Bristol-Myers gets the approval Gilead didn't want: Daklinza + Sovaldi for hep C

Gilead's Sovaldi--Courtesy of Gilead

Want a window into the future of hepatitis C drug marketing? Keep an eye on Europe. Bristol-Myers Squibb bagged European approval for its hepatitis C fighter Daklinza (daclatasvir) Wednesday, setting the company up for head-to-head competition with Gilead Sciences' upcoming combo drug.

The EU nod covers Daklinza treatment in tandem with Gilead's Sovaldi (sofosbuvir), the heavyweight first entry in a new class of hep C drugs. If you haven't been on sabbatical, you know Sovaldi raged ahead to blockbuster status within one quarter on the market. You also know that Gilead ($GILD) is developing a Sovaldi combo pill, using its own ledipasvir as the companion ingredient--and that Gilead refused to team up with Bristol-Myers ($BMY) to study the Sovaldi-Daklinza combo, despite some eye-popping Phase II data.

Bristol-Myers is running those trials solo. And now, it can say the following in its EU approval press release: The Daklinza-Sovaldi cocktail is an "all-oral, once-daily regimen that yields cure rates of up to 100%." Plus, it "offers a potential cure" for a broad range of hep C patients, including some hard-to-treat groups, such as patients who've failed on previous therapies.

Like Sovaldi, Daklinza can squeeze out interferon-based treatment cocktails when combined with other oral meds. That's the promise of this new class: regimens that leave the difficult-to-tolerate interferon out. Right now, Sovaldi is the sole "nuc" in the U.S., but AbbVie ($ABBV) and Merck ($MRK) are looking for FDA approval for their own therapies.

And here's where it gets more interesting. We know Gilead will be leaning on its Sovaldi + ledipasvir pill, which is up for FDA approval by Oct. 10. AbbVie's three-drug option is under FDA review for a December decision. Bristol-Myers might want to tout the Daklinza + Sovaldi option when (and if) its FDA nod comes through in November.

But the FDA didn't allow the company to turn in that Sovaldi-Daklinza data with its current app. The approval would be for Daklinza and another BMS drug, Sunvepra (asunaprevir)--and that combo hasn't performed quite as well as the Daklinza-Sovaldi team in trials. Sustained virological response--a common measure in hep C trials--for the latter duo approached 100% in some patients, as Bristol-Myers noted in its EU announcement.

For the Daklinza-Sunvepra team, a recent trial showed response rates of up to 90%. That's way impressive--and gives the duo plenty of opportunity to score sales, as blockbuster analyst projections show. Company execs say the combo has been doing well in Japan, where it won approval in July. Plus, both of those drugs belong to Bristol-Myers, so the company would be collecting sales from two products, rather than one with the other combo. But what might Daklinza do with Sovaldi in the U.S.?
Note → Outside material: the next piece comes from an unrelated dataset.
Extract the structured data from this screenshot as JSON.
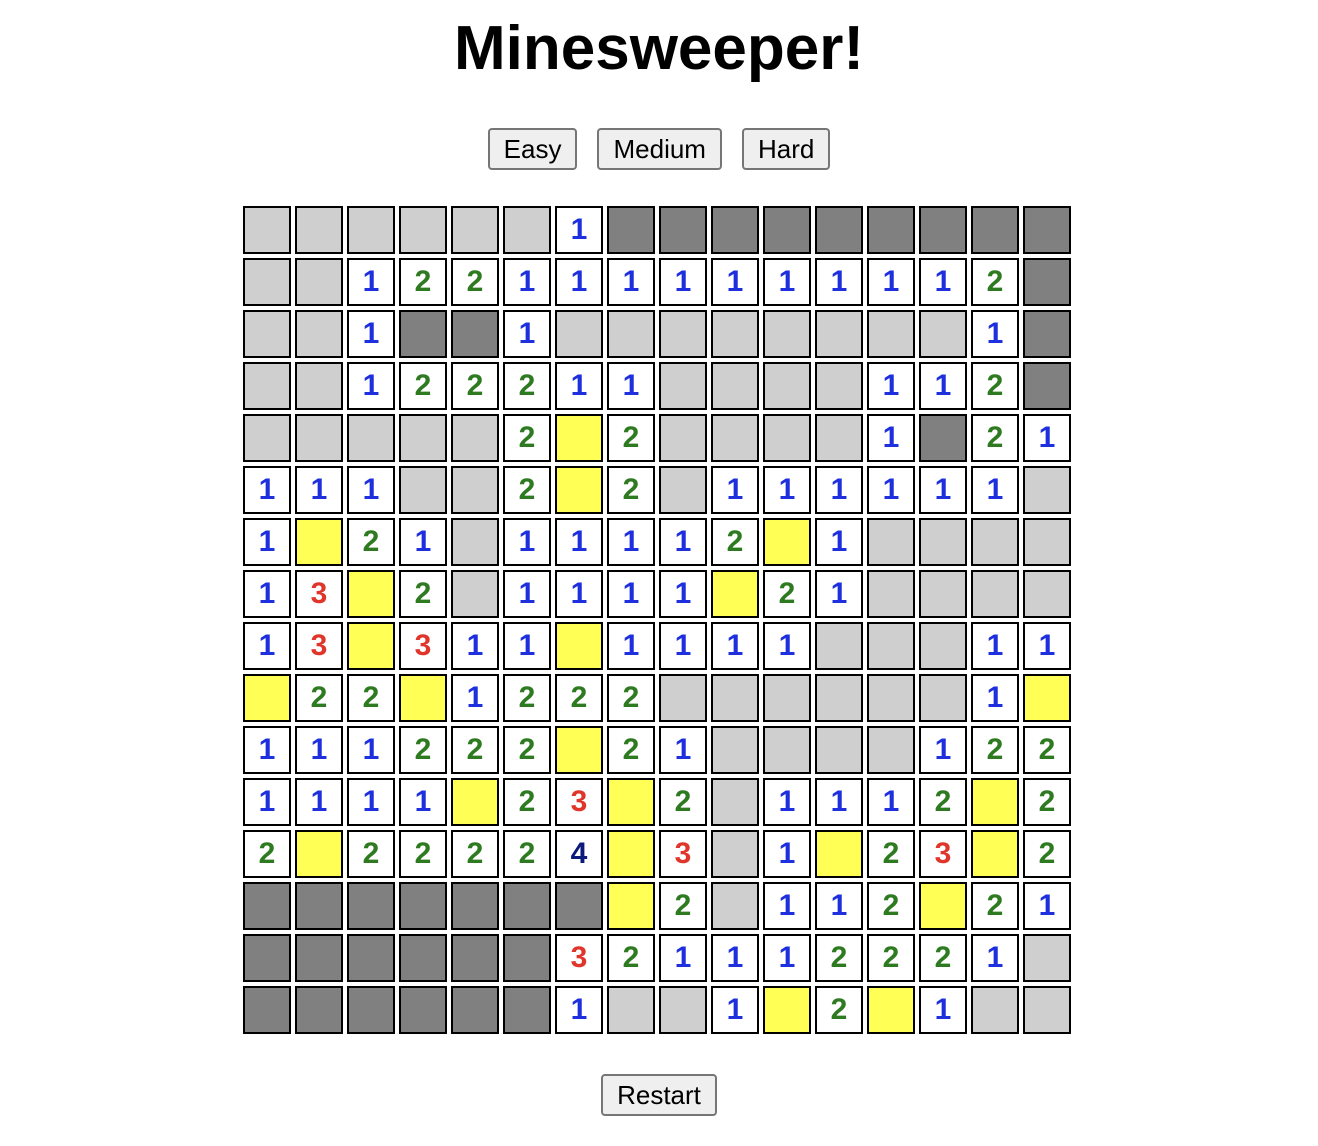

After Gilead spurned Bristol-Myers' offer to put Sovaldi alongside Daklinza in Phase III trials, the speculation was that doctors might prescribe the combo off-label, once the BMS drug won FDA approval. Right now, that prospect looks iffy. Payers are already setting up obstacles to expensive hep C treatments. Off-label use? Patients and doctors would have to jump through many hoops to get there, and physicians are already daunted by the work required to get FDA-approved regimens reimbursed, a recent Decision Resources survey found.

The market research firm also found that the hep C-treating specialists surveyed were more likely to know about Gilead's forthcoming combo pill than about Bristol-Myers and AbbVie's options. Half of those docs expect to prescribe Gilead's combination therapy within 6 months after approval and expect the combination of Sovaldi and Johnson & Johnson's ($JNJ) protease inhibitor Olysio to hold its own. Sounds like Bristol-Myers and AbbVie's sales-and-marketing teams have their jobs cut out for them.

But here's the kicker: "[N]ear-term competitors that offer favorable pricing ... will likely be a constraint on the uptake of [Gilead's] regimen," Decision Resources said. Which means that rivals that undercut Gilead's price might move ahead in the prescribing queue. AbbVie has said it's not interested in a price war. Maybe Bristol-Myers will be the one to step up.